Aku bangun terlalu siang. Weker di samping tempat tidurku menunjukkan pukul dua. Kepalaku berdenyut-denyut, seolah-olah seribu paku kecil menusuknya bersamaan, Aku membuka laci di samping kasur, mengambil sebutir aspirin, lalu langsung menelannya. Semoga obat itu bisa meredakan sakit kepalaku dengan cepat.
Dengan gontai aku berjalan menuju pintu dan agak terkejut karena pintu ternyata terkunci. Aku termenung sejenak sebelum mengingat bahwa tadi malam aku mengunci pintu kamar ini. Seorang gadis asing menginap. Namun, ketika membayangkan orang asing yang aku maksudkan dan menyadari bahwa aku bisa melewati malam dengan aman, aku merasa seperti pria bodoh. Tadi malam—mengunci pintu kamar—aku anggap sebagai keputusan yang tepat. Mungkin aku bisa mengelak dengan mengatakan bahwa seorang wanita yang tidak aku kenal berada di luar kamarku dengan koper besar yang aku tidak tahu apa isinya. Tubuh Yui memang kecil tapi aku tidak ingin menebak benda yang dibawanya di dalam kopernya yang berat itu. Namun, sekarang hal ini terlihat begitu menyedihkan. Aku seperti seorang pria pengecut yang takut pada kecoa.
“Selamat pagi!” sapa Yui tanpa menoleh. Aku meliriknya sebentar sebelum mengambil botol air di kulkas. Pinggangnya yang kecil dan ramping dililit celemek biru. Kaos putih berada di balik celemek yang ia gunakan. Itu celemek milik Cataherine. Aku ingat menyimpannya di salah satu laci di konter dapur. Mungkin Yui menemukannya di sana. Gadis itu terlihat seperti seorang remaja yang sedang belajar memasak. Maksudku, tinggi badan Yui dan tinggi konter dapur yang hampir setara. Ia mungkin sedang menggoreng telur.
“Aku hanya bisa melakukan hal ini karena dompetku hilang. Jadi, bahan-bahannya aku ambil dari kulkasmu. Aku harap kau tidak keberatan,” kata Yui sambil sesekali menoleh ke belakang.
Tentu aku tidak keberatan.
“Apa yang kau masak?” tanyaku sambil berjalan menuju sofa dan merebahkan badanku di sana. Aku menyalakan televisi, tetapi tidak membesarkan suaranya. Entah, apa memang aku berniat ingin menonton atau tidak.
“Omlet. Aku harap kau menyukainya,” sahutnya. Suara terdengar cukup riang. Pantas saja ada bau telur, pikirku.
Aku juga bepikir kalau Tod adalah pria paling bodoh di dunia. Pria itu meninggalkan seorang wanita seperti Yui? Apa yang dilihat oleh pria tolol itu pada wanita yang bersamanya di taman selain rambut pirang dan badan yang tinggi? Dasar dangkal.
Yui mengingatkanku pada Catherine. Mantanku itu juga suka memasak. Catherine juga tidak sejangkung pacar Tod yang baru, tapi juga tidak sependek Yui. Aku pikir Yui dan Catherine memiliki sedikit kesamaan.

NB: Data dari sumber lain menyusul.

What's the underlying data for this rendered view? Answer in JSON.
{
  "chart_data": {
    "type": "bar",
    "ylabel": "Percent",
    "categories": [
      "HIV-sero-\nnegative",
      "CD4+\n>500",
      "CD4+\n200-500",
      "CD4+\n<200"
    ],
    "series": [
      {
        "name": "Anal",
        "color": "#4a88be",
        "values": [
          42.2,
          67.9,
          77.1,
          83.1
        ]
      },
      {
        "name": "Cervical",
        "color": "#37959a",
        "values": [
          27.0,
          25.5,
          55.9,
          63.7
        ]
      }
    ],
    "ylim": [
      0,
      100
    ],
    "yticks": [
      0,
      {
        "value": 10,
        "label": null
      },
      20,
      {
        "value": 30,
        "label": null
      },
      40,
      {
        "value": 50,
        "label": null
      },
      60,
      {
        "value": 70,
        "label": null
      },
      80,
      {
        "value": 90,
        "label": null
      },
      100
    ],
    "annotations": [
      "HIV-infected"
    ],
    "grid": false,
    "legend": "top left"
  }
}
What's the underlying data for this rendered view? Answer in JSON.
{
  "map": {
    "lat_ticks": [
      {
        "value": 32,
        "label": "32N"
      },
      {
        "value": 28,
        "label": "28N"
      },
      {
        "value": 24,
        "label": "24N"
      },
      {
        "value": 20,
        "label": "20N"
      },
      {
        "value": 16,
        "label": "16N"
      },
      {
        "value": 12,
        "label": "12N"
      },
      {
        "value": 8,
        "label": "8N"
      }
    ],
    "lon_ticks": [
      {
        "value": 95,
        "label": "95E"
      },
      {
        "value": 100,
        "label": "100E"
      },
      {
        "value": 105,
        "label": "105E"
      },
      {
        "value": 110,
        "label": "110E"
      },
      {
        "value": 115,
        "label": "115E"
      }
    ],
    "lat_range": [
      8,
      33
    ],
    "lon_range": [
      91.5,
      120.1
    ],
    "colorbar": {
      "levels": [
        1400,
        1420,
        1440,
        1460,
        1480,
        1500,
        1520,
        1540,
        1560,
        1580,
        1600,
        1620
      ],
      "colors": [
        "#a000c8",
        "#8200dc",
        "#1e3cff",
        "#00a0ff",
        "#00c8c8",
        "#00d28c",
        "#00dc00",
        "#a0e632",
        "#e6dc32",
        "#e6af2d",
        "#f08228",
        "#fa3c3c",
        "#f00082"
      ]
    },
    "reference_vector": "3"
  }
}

Aku menatap punggung Yui. Dulu, di saat seperti ini, aku akan menyelinap pelan-pelan di belakang Catherine lalu memeluknya. Aku akan menyusupkan tanganku ke balik celemeknya dan memelukknya dengan erat. Ia akan menggeliat di dalam pelukanku dan mengeluarkan suara yang seksi. Setelahnya, aku akan menghujani lehernya dengan ciuman.
Yui menoleh sebentar, mungkin ia merasa jika aku memperhatikannya.
“Aku jarang memasak di rumah. Aku biasanya memesan,” kataku. Aku tidak ingin ia berpikir aneh-aneh karena merasa aku memerhatikannya.
“Aku bisa melihatnya. Dapurmu sangat bersih.”
“Sudah berapa lama kau di Amerika?”
“Aku lahir di sini. New Hampshire. Nenekku pindah sejak lama. Ibuku lahir di Jepang, sedang ayahku Amerika.”
“Kau pasti terlihat sangat mirip ibumu?”
“Ya, kau benar. Secara fisik. Tapi seperti katanya, aku sebodoh ayahku. Maksudku untuk masalah Tod. Sebenarnya bukan itu saja. Kuliahku, hidupku, pergaulanku ... masa depanku. Entahlah. Nenekku bahkan mengatakan bahwa aku adalah contoh yang sempurna untuk menunjukkan kegagalan Asia di Amerika. Jadi, mungkin sekarang kau cukup mengerti kenapa Tod penting bagiku.”
Sedangkan Tod mengabaikanmu, kataku dalam hati.
***
Omlet buatan Yui merupakan omlet paling enak yang pernah aku rasakan. Meskipun pengalaman mencicipi omlet bukan salah satu yang bisa aku andalkan, aku berani menjamin hal itu. Jika gadis itu selama seminggu ke depan membuatkan omlet sebagai sarapan pagi, makan siang, dan makan malam, aku sangat yakin tidak akan bosan. Yui koki yang bisa diandalkan.
Setelah menggosok gigi dan mengganti baju, aku berniat keluar. Selain ingin membeli beberapa keperluan, aku juga ingin menghirup sedikit udara segar. Aku pikir hal itu baik untuk kepalaku meskipun sudah tidak sepening tadi. Mungkin, itu hanya gara-gara kurang tidur.
“Aku akan keluar sebentar. Kau mau ikut?” tanyaku pada Yui. Gadis itu sedang menonton televisi. Aku melirik ke arah dapur, seluruh piring kotor telah dicuci. Namun, wajan teflon masih teronggok di pancuran cuci piring.
“Maaf, aku masih merasa lelah. Aku perlu mandi juga. Aku belum mandi dari pagi kemarin. Tidak apa-apa kan kalau aku menggunakan kamar mandimu?” Yui balik bertanya.
“Tentu, tidak apa-apa. Kau mau menitip sesuatu?”
Yui tersenyum. “Kalau tidak merepotkan, bisakah kau membelikanku Vernors?”
“Ada yang lain?” Aku tidak akan keberatan bila gadis itu menitipkan barang yang lebih pribadi untuk dibeli. Aku terbiasa membelikan barang kebutuhan wanita untuk Catty.
“ Tidak, terima kasih. Itu saja sudah cukup.”
“Baiklah. Kalau begitu aku pergi dulu.”
Yui berdiri, hendak mengantarku ke pintu, tapi aku mencegahnya. Kurasa itu berlebihan. Aku kemudian meninggalkan Yui di apartemen. Mungkin dengan begitu, ia memiliki sedikit privasi.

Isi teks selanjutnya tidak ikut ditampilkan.